Des chercheurs de l’Université de Californie à Irvine ont développé un patch bioélectronique sans fil ni batterie capable d’analyser simultanément quatre biomarqueurs dans la sueur. Présenté dans la revue Nature Biomedical Engineering, le dispositif doit sa longévité à un mécanisme d’autorégénération qui préserve sa précision pendant au moins 21 jours d’utilisation continue.
Porter un laboratoire d’analyse biochimique sur sa peau durant trois semaines sans jamais le recharger ni le nettoyer: la plupart des dispositifs existants échouent encore face à pareille exigence. Une équipe de l’Université de Californie à Irvine (UCI) propose pourtant une avancée concrète. Publiée le 13 mai 2026 dans Nature Biomedical Engineering, la recherche décrit un patch bioélectronique flexible capable de surveiller en continu quatre biomarqueurs moléculaires dans la sueur, tout en restaurant automatiquement sa propre surface de détection.
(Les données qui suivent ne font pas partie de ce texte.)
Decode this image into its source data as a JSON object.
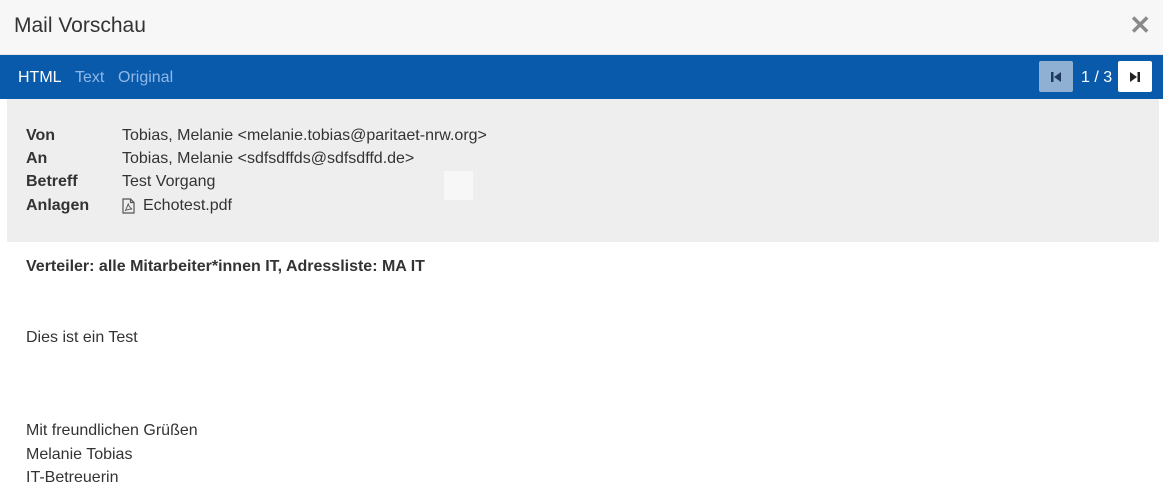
{
  "window": {
    "title": "Mail Vorschau",
    "close_icon": "close-icon"
  },
  "toolbar": {
    "tabs": [
      {
        "label": "HTML",
        "active": true
      },
      {
        "label": "Text",
        "active": false
      },
      {
        "label": "Original",
        "active": false
      }
    ],
    "pager": {
      "label": "1 / 3",
      "prev_icon": "skip-back-icon",
      "next_icon": "skip-forward-icon"
    },
    "accent_color": "#0a5aac"
  },
  "header": {
    "from_label": "Von",
    "from_value": "Tobias, Melanie <melanie.tobias@paritaet-nrw.org>",
    "to_label": "An",
    "to_value": "Tobias, Melanie <sdfsdffds@sdfsdffd.de>",
    "subject_label": "Betreff",
    "subject_value": "Test Vorgang",
    "attachments_label": "Anlagen",
    "attachment": {
      "name": "Echotest.pdf",
      "icon": "pdf-file-icon"
    }
  },
  "body": {
    "distribution": "Verteiler: alle Mitarbeiter*innen IT, Adressliste: MA IT",
    "text": "Dies ist ein Test",
    "greeting": "Mit freundlichen Grüßen",
    "signature_name": "Melanie Tobias",
    "signature_role": "IT-Betreuerin"
  }
}
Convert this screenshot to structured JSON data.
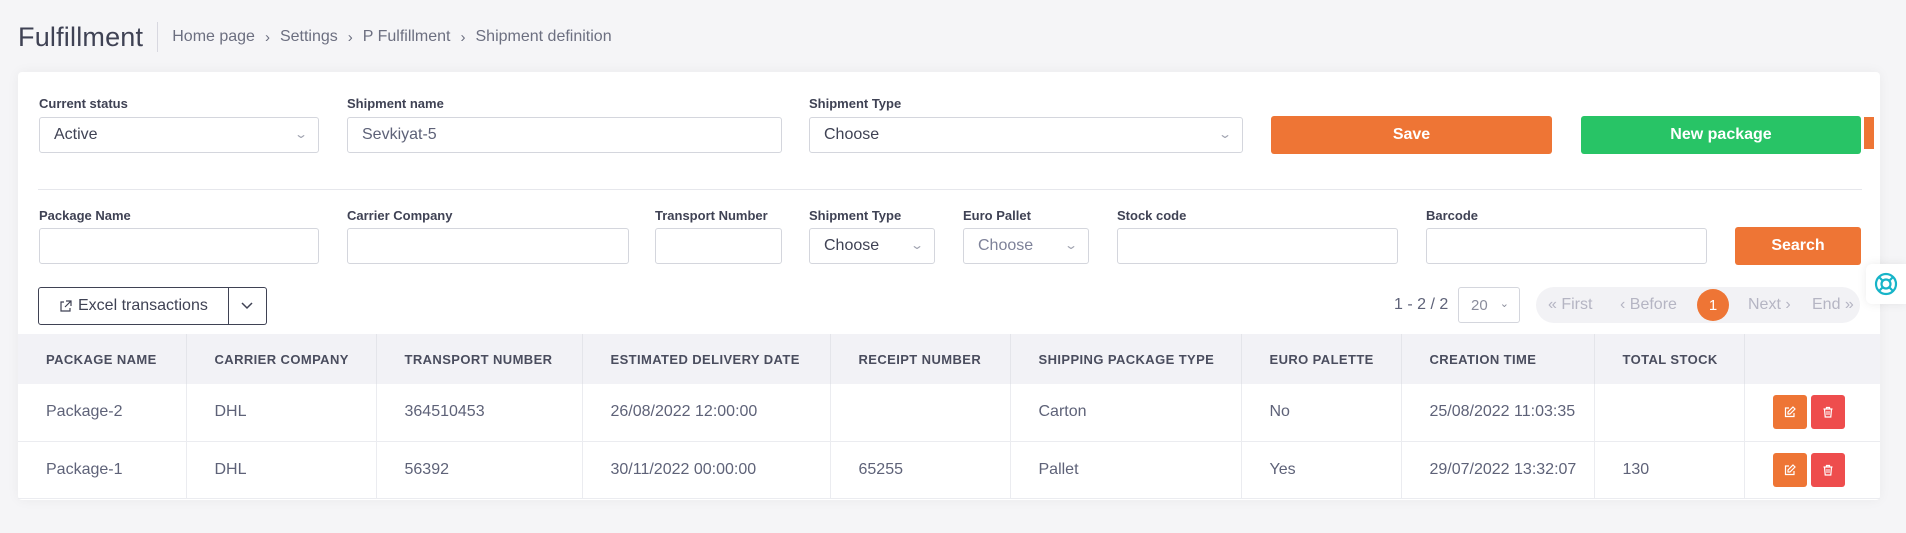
{
  "header": {
    "app_title": "Fulfillment",
    "breadcrumbs": [
      "Home page",
      "Settings",
      "P Fulfillment",
      "Shipment definition"
    ]
  },
  "form": {
    "current_status_label": "Current status",
    "current_status_value": "Active",
    "shipment_name_label": "Shipment name",
    "shipment_name_value": "Sevkiyat-5",
    "shipment_type_label": "Shipment Type",
    "shipment_type_value": "Choose",
    "save_label": "Save",
    "new_package_label": "New package"
  },
  "filters": {
    "package_name_label": "Package Name",
    "carrier_company_label": "Carrier Company",
    "transport_number_label": "Transport Number",
    "shipment_type_label": "Shipment Type",
    "shipment_type_value": "Choose",
    "euro_pallet_label": "Euro Pallet",
    "euro_pallet_value": "Choose",
    "stock_code_label": "Stock code",
    "barcode_label": "Barcode",
    "search_label": "Search"
  },
  "toolbar": {
    "excel_label": "Excel transactions",
    "range_text": "1 - 2 / 2",
    "page_size": "20",
    "pager": {
      "first": "« First",
      "before": "‹ Before",
      "current": "1",
      "next": "Next ›",
      "end": "End »"
    }
  },
  "table": {
    "columns": [
      "PACKAGE NAME",
      "CARRIER COMPANY",
      "TRANSPORT NUMBER",
      "ESTIMATED DELIVERY DATE",
      "RECEIPT NUMBER",
      "SHIPPING PACKAGE TYPE",
      "EURO PALETTE",
      "CREATION TIME",
      "TOTAL STOCK"
    ],
    "rows": [
      [
        "Package-2",
        "DHL",
        "364510453",
        "26/08/2022 12:00:00",
        "",
        "Carton",
        "No",
        "25/08/2022 11:03:35",
        ""
      ],
      [
        "Package-1",
        "DHL",
        "56392",
        "30/11/2022 00:00:00",
        "65255",
        "Pallet",
        "Yes",
        "29/07/2022 13:32:07",
        "130"
      ]
    ]
  },
  "colors": {
    "accent_orange": "#ee7535",
    "accent_green": "#28c466",
    "danger_red": "#ee4d4d",
    "help_teal": "#17b4c8"
  },
  "icons": [
    "external-link-icon",
    "chevron-down-icon",
    "edit-icon",
    "trash-icon",
    "lifebuoy-icon"
  ]
}
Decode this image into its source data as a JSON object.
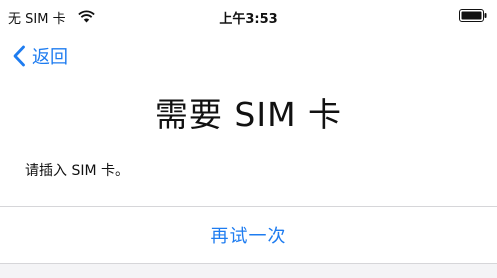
{
  "status_bar": {
    "carrier": "无 SIM 卡",
    "time": "上午3:53",
    "wifi_icon": "wifi-icon",
    "battery_icon": "battery-icon"
  },
  "nav": {
    "back_label": "返回",
    "back_icon": "chevron-left-icon"
  },
  "main": {
    "title": "需要 SIM 卡",
    "message": "请插入 SIM 卡。",
    "retry_label": "再试一次"
  },
  "colors": {
    "accent": "#1e7cf0",
    "text": "#111111",
    "divider": "#d6d6d9"
  }
}
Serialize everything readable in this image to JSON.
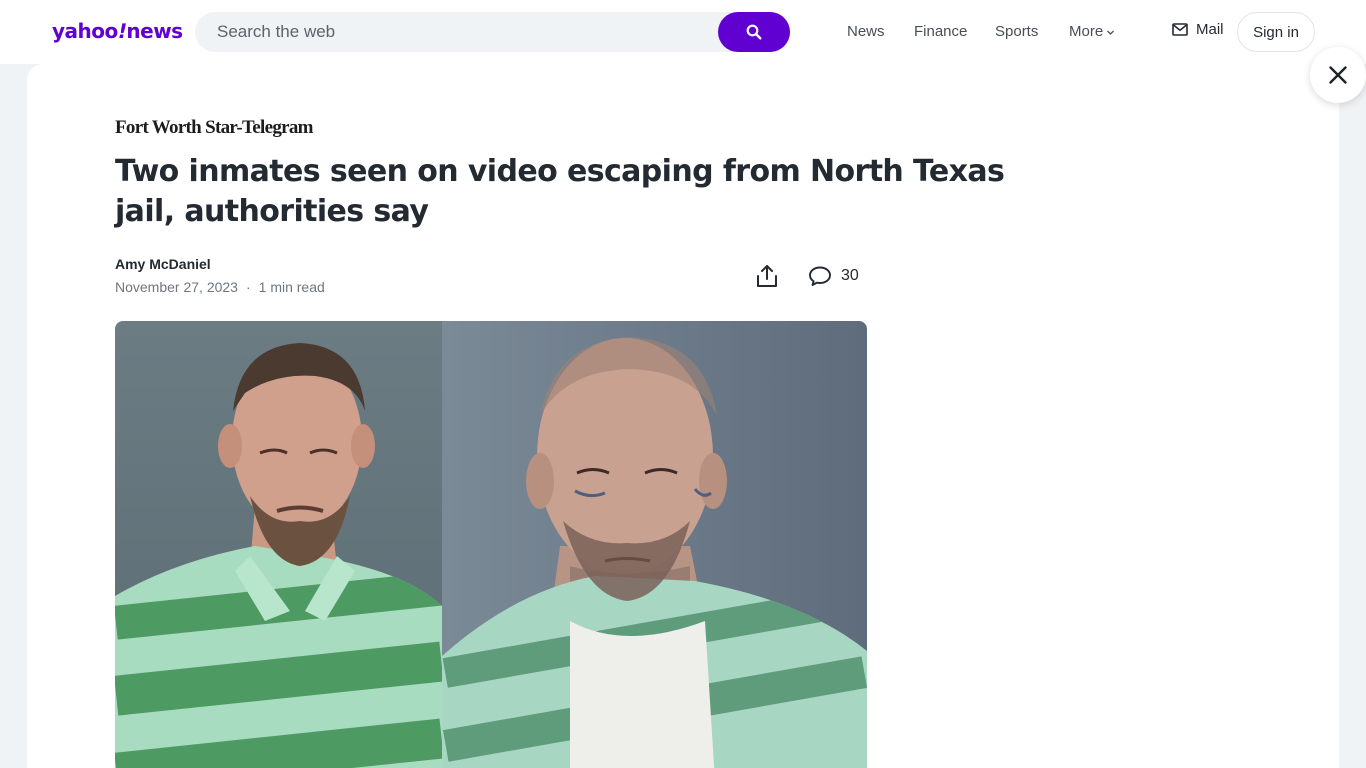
{
  "header": {
    "logo_text_1": "yahoo",
    "logo_text_bang": "!",
    "logo_text_2": "news",
    "search_placeholder": "Search the web",
    "nav": [
      "News",
      "Finance",
      "Sports",
      "More"
    ],
    "mail_label": "Mail",
    "signin_label": "Sign in"
  },
  "article": {
    "publisher": "Fort Worth Star-Telegram",
    "headline": "Two inmates seen on video escaping from North Texas jail, authorities say",
    "author": "Amy McDaniel",
    "date": "November 27, 2023",
    "separator": "·",
    "read_time": "1 min read",
    "comment_count": "30"
  },
  "colors": {
    "brand": "#6001d2",
    "page_bg": "#f0f3f5",
    "text": "#232a31",
    "muted": "#6e7780"
  },
  "icons": [
    "search-icon",
    "chevron-down-icon",
    "mail-icon",
    "close-icon",
    "share-icon",
    "comment-icon"
  ]
}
Baptisé IREM-W2MS3, pour In-Situ Regeneratable, Environmentally Stable, Multimodal, Wireless, Wearable Molecular Sweat Sensing System, le dispositif adopte la forme d’un timbre cutané souple appliqué directement sur l’épiderme. Il mesure simultanément le cortisol, hormone du stress; le glucose, reflet de l’activité métabolique; le lactate, traceur de l’effort musculaire; et l’urée, indicateur de la fonction rénale. Aucune pile n’alimente l’ensemble.
L’autorégénération électrochimique, clé de la longévité
La fragilité constitue le talon d’Achille des biocapteurs portables. Au fil des mesures, des molécules adhèrent à la couche de détection et en dégradent progressivement la sensibilité, imposant un nettoyage manuel ou un remplacement complet. L’IREM-W2MS3 contourne l’obstacle par un mécanisme d’autorégénération autonome: une faible tension électrique appliquée sur la surface de détection déclenche un processus électrochimique qui restaure sélectivité et sensibilité, sans intervention humaine. Les tests menés par l’équipe californienne font état d’un taux de récupération proche de 100 % sur plusieurs cycles consécutifs.
« La capacité de régénération de l’IREM-W2MS3 résout l’un des principaux obstacles au biocaptage portable à long terme », explique Rahim Esfandyar-pour, auteur principal de l’étude et professeur assistant en génie électrique et informatique à l’UCI.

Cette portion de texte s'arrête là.